Daily turnover across the Shanghai, Shenzhen and Beijing stock exchanges climbed to successive record highs Monday through Wednesday last week, according to Wind Information, a financial data service focused on China. Trading volume peaked at 3.99 trillion yuan ($556 billion) on Wednesday, surpassing the previous record of 3.48 trillion yuan set in October 2024.
Earlier this year, the benchmark CSI 300 hit a four-year high. This comes after the index posted its best yearly gain since 2020.
The surge has revived memories of past market excesses, particularly the boom-and-bust cycle of 2015, market veterans told CNBC.
China’s regulators have responded by tightening margin financing rules, including raising collateral requirements on new margin trades.
Under the updated rules, which took effect on Monday, the margin requirement for credit purchases was lifted to 100% from 80% across the three bourses. This means that investors must now pay the entire cost of shares upfront, while keeping the trades under existing margin financing rules, effectively eliminating borrowing on new margin trades.
The regulatory tightening suggests an “overheating” of activity and sentiment in onshore markets, said Morgan Stanley, referring to stocks traded in mainland China, or A-shares, in yuan and by domestic and approved foreign investors.
The investment bank’s weighted A-share Market Sentiment Activity Index surged to 91% in recent days, the first reading above the 90% threshold since September 2024, driven largely by the spike in trading volumes.
Recently, the trading volume in the mainland has been exploding to an all-time high. Margin financing has reached a high level as well.
Hao Hong
Grow Investment Group
“Regulatory tightening took place as our sentiment indicator surged to an overheated level with record high turnover,” Morgan Stanley analysts said in a note.
However, they expect added liquidity support for both A-shares and Hong Kong equities to persist through the first quarter.
Foreign investors have stepped up their activity, with net inflows exceeding $50 billion in recent months, a sharp increase from previous years, according to data provided by Skybound Capital.

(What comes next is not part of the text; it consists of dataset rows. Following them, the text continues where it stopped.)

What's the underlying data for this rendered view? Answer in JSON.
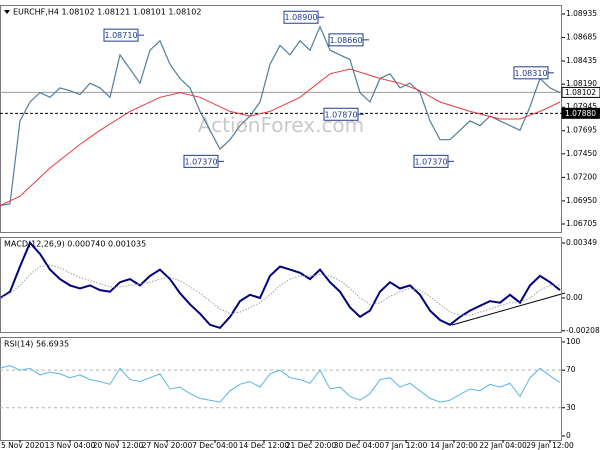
{
  "chart_data": [
    {
      "type": "line",
      "title": "EURCHF,H4  1.08102 1.08121 1.08101 1.08102",
      "watermark": "ActionForex.com",
      "xlim": [
        0,
        56.2
      ],
      "xticks": [
        {
          "value": 2,
          "label": "5 Nov 2020"
        },
        {
          "value": 7,
          "label": "13 Nov 04:00"
        },
        {
          "value": 11.8,
          "label": "20 Nov 12:00"
        },
        {
          "value": 16.7,
          "label": "27 Nov 20:00"
        },
        {
          "value": 21.5,
          "label": "7 Dec 04:00"
        },
        {
          "value": 26.4,
          "label": "14 Dec 12:00"
        },
        {
          "value": 31.1,
          "label": "21 Dec 20:00"
        },
        {
          "value": 35.9,
          "label": "30 Dec 04:00"
        },
        {
          "value": 40.6,
          "label": "7 Jan 12:00"
        },
        {
          "value": 45.4,
          "label": "14 Jan 20:00"
        },
        {
          "value": 50.3,
          "label": "22 Jan 04:00"
        },
        {
          "value": 55,
          "label": "29 Jan 12:00"
        }
      ],
      "ylim": [
        1.0662,
        1.0903
      ],
      "yticks": [
        1.06705,
        {
          "value": 1.0695,
          "label": "1.06950"
        },
        {
          "value": 1.072,
          "label": "1.07200"
        },
        {
          "value": 1.0745,
          "label": "1.07450"
        },
        1.07695,
        1.07945,
        {
          "value": 1.0819,
          "label": "1.08190"
        },
        1.08435,
        1.08685,
        1.08935
      ],
      "series": [
        {
          "color": "#4f7f9a",
          "width": 1.2,
          "x": [
            0,
            1,
            2,
            3,
            4,
            5,
            6,
            7,
            8,
            9,
            10,
            11,
            12,
            13,
            14,
            15,
            16,
            17,
            18,
            19,
            20,
            21,
            22,
            23,
            24,
            25,
            26,
            27,
            28,
            29,
            30,
            31,
            32,
            33,
            34,
            35,
            36,
            37,
            38,
            39,
            40,
            41,
            42,
            43,
            44,
            45,
            46,
            47,
            48,
            49,
            50,
            51,
            52,
            53,
            54,
            55,
            56
          ],
          "values": [
            1.069,
            1.0692,
            1.078,
            1.08,
            1.081,
            1.0805,
            1.0815,
            1.0812,
            1.0808,
            1.082,
            1.0815,
            1.0805,
            1.085,
            1.0835,
            1.082,
            1.0855,
            1.0865,
            1.084,
            1.0825,
            1.0815,
            1.079,
            1.077,
            1.075,
            1.076,
            1.0775,
            1.0785,
            1.08,
            1.084,
            1.086,
            1.085,
            1.0865,
            1.0855,
            1.088,
            1.0855,
            1.085,
            1.0845,
            1.081,
            1.08,
            1.0825,
            1.083,
            1.0815,
            1.082,
            1.081,
            1.078,
            1.076,
            1.076,
            1.077,
            1.078,
            1.0775,
            1.0785,
            1.078,
            1.0775,
            1.077,
            1.0795,
            1.0825,
            1.0815,
            1.081
          ]
        },
        {
          "color": "#e8383d",
          "width": 1,
          "x": [
            0,
            2,
            5,
            8,
            10,
            13,
            16,
            18,
            20,
            23,
            25,
            27,
            30,
            33,
            35,
            38,
            40,
            42,
            44,
            47,
            50,
            52,
            54,
            56
          ],
          "values": [
            1.069,
            1.07,
            1.073,
            1.0755,
            1.077,
            1.079,
            1.0805,
            1.081,
            1.0805,
            1.079,
            1.0785,
            1.079,
            1.0805,
            1.083,
            1.0835,
            1.0825,
            1.082,
            1.0812,
            1.08,
            1.079,
            1.0782,
            1.0782,
            1.079,
            1.08
          ]
        }
      ],
      "annotations": [
        {
          "x": 14,
          "value": 1.0871,
          "label": "1.08710"
        },
        {
          "x": 22,
          "value": 1.0737,
          "label": "1.07370"
        },
        {
          "x": 32,
          "value": 1.089,
          "label": "1.08900"
        },
        {
          "x": 36.5,
          "value": 1.0866,
          "label": "1.08660"
        },
        {
          "x": 36,
          "value": 1.0787,
          "label": "1.07870"
        },
        {
          "x": 45,
          "value": 1.0737,
          "label": "1.07370"
        },
        {
          "x": 55,
          "value": 1.0831,
          "label": "1.08310"
        }
      ],
      "hlines": [
        {
          "value": 1.08102,
          "label": "1.08102",
          "color": "#9a9a9a",
          "style": "solid"
        },
        {
          "value": 1.0788,
          "label": "1.07880",
          "color": "#000000",
          "style": "dashed"
        }
      ]
    },
    {
      "type": "line",
      "title": "MACD(12,26,9) 0.000740 0.001035",
      "ylim": [
        -0.00216,
        0.00387
      ],
      "yticks": [
        -0.002083,
        {
          "value": 0,
          "label": "0.00"
        },
        0.00349
      ],
      "series": [
        {
          "color": "#00007f",
          "width": 2,
          "x": [
            0,
            1,
            2,
            3,
            4,
            5,
            6,
            7,
            8,
            9,
            10,
            11,
            12,
            13,
            14,
            15,
            16,
            17,
            18,
            19,
            20,
            21,
            22,
            23,
            24,
            25,
            26,
            27,
            28,
            29,
            30,
            31,
            32,
            33,
            34,
            35,
            36,
            37,
            38,
            39,
            40,
            41,
            42,
            43,
            44,
            45,
            46,
            47,
            48,
            49,
            50,
            51,
            52,
            53,
            54,
            55,
            56
          ],
          "values": [
            0,
            0.0004,
            0.002,
            0.0035,
            0.0028,
            0.0018,
            0.0012,
            0.0008,
            0.0006,
            0.0008,
            0.0005,
            0.0004,
            0.001,
            0.0012,
            0.0008,
            0.0014,
            0.0018,
            0.0012,
            0.0003,
            -0.0004,
            -0.001,
            -0.0017,
            -0.0019,
            -0.0012,
            -0.0002,
            0.0002,
            0,
            0.0014,
            0.002,
            0.0018,
            0.0016,
            0.0012,
            0.0018,
            0.001,
            0.0004,
            -0.0006,
            -0.0012,
            -0.0008,
            0.0004,
            0.001,
            0.0006,
            0.0008,
            0.0002,
            -0.0008,
            -0.0014,
            -0.0017,
            -0.0012,
            -0.0008,
            -0.0005,
            -0.0002,
            -0.0003,
            0.0002,
            -0.0003,
            0.0008,
            0.0014,
            0.001,
            0.0005
          ]
        },
        {
          "color": "#a0a0a0",
          "width": 1,
          "style": "dotted",
          "x": [
            0,
            1,
            2,
            3,
            4,
            5,
            6,
            7,
            8,
            9,
            10,
            11,
            12,
            13,
            14,
            15,
            16,
            17,
            18,
            19,
            20,
            21,
            22,
            23,
            24,
            25,
            26,
            27,
            28,
            29,
            30,
            31,
            32,
            33,
            34,
            35,
            36,
            37,
            38,
            39,
            40,
            41,
            42,
            43,
            44,
            45,
            46,
            47,
            48,
            49,
            50,
            51,
            52,
            53,
            54,
            55,
            56
          ],
          "values": [
            0,
            0.0003,
            0.0008,
            0.0015,
            0.002,
            0.0021,
            0.0019,
            0.0016,
            0.0013,
            0.0011,
            0.0009,
            0.0007,
            0.0007,
            0.0008,
            0.0009,
            0.001,
            0.0012,
            0.0013,
            0.0011,
            0.0007,
            0.0003,
            -0.0002,
            -0.0007,
            -0.001,
            -0.0009,
            -0.0006,
            -0.0003,
            0.0002,
            0.0008,
            0.0012,
            0.0014,
            0.0014,
            0.0015,
            0.0014,
            0.0011,
            0.0006,
            0,
            -0.0004,
            -0.0003,
            0.0001,
            0.0004,
            0.0006,
            0.0005,
            0.0001,
            -0.0004,
            -0.0009,
            -0.0011,
            -0.0011,
            -0.0009,
            -0.0007,
            -0.0005,
            -0.0003,
            -0.0003,
            0,
            0.0005,
            0.0008,
            0.0008
          ]
        }
      ]
    },
    {
      "type": "line",
      "title": "RSI(14) 56.6935",
      "ylim": [
        -4.3,
        105.3
      ],
      "yticks": [
        0,
        30,
        70,
        100
      ],
      "grid_levels": [
        30,
        70
      ],
      "series": [
        {
          "color": "#5db3e8",
          "width": 1,
          "x": [
            0,
            1,
            2,
            3,
            4,
            5,
            6,
            7,
            8,
            9,
            10,
            11,
            12,
            13,
            14,
            15,
            16,
            17,
            18,
            19,
            20,
            21,
            22,
            23,
            24,
            25,
            26,
            27,
            28,
            29,
            30,
            31,
            32,
            33,
            34,
            35,
            36,
            37,
            38,
            39,
            40,
            41,
            42,
            43,
            44,
            45,
            46,
            47,
            48,
            49,
            50,
            51,
            52,
            53,
            54,
            55,
            56
          ],
          "values": [
            72,
            75,
            70,
            72,
            65,
            68,
            66,
            62,
            65,
            60,
            58,
            55,
            72,
            60,
            58,
            62,
            66,
            50,
            52,
            45,
            40,
            38,
            36,
            48,
            55,
            58,
            52,
            66,
            70,
            62,
            60,
            56,
            70,
            50,
            52,
            42,
            38,
            45,
            60,
            62,
            52,
            56,
            48,
            40,
            36,
            38,
            44,
            50,
            48,
            55,
            52,
            56,
            42,
            62,
            72,
            64,
            57
          ]
        }
      ]
    }
  ]
}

Still, foreign participation remains small relative to the overall size and turnover of the A-share market. Domestic investors continue to drive the rally, said Theodore Shou, chief investment officer at Skybound Capital.
Retail investors account for about 90% of daily turnover in China’s onshore stock markets, according to data from HSBC. That contrasts sharply with major overseas markets, where institutions dominate trading and retail investors make up only around 20% to 25% of volumes on the New York Stock Exchange.
Engineering a slower bull?
The dominance of onshore capital has shaped regulators’ approach to leverage.
In China’s equity market, leverage primarily comes from margin financing, in which investors borrow from brokers to buy shares, amplifying both gains and losses. When leverage builds in such an environment, rallies can accelerate quickly but are also more vulnerable to abrupt reversals if sentiment shifts.
“Recently, the trading volume in the mainland has been exploding to an all-time high. Margin financing has reached a high level as well,” said Hao Hong, chief economist at Grow Investment Group. “So the regulators have attempted to tweak the leverage so that they could engineer a ‘slow bull’.”
Other market veterans said the latest margin-financing adjustments appear to be calibrated to temper speculative excess and promote this “slow bull” market, rather than signaling concern about systemic risk.
“The situation is better described as ‘structural overheating,’ concentrated in specific sectors such as AI-related and technology stocks, many of which are recent listings that have attracted intense speculative interest.”
Shou also pointed to the growing divergence across China’s exchanges as evidence that enthusiasm remains selective. The ChiNext board has surged nearly 50% over the past six months, far outpacing the more modest gains in the Shanghai Composite Index.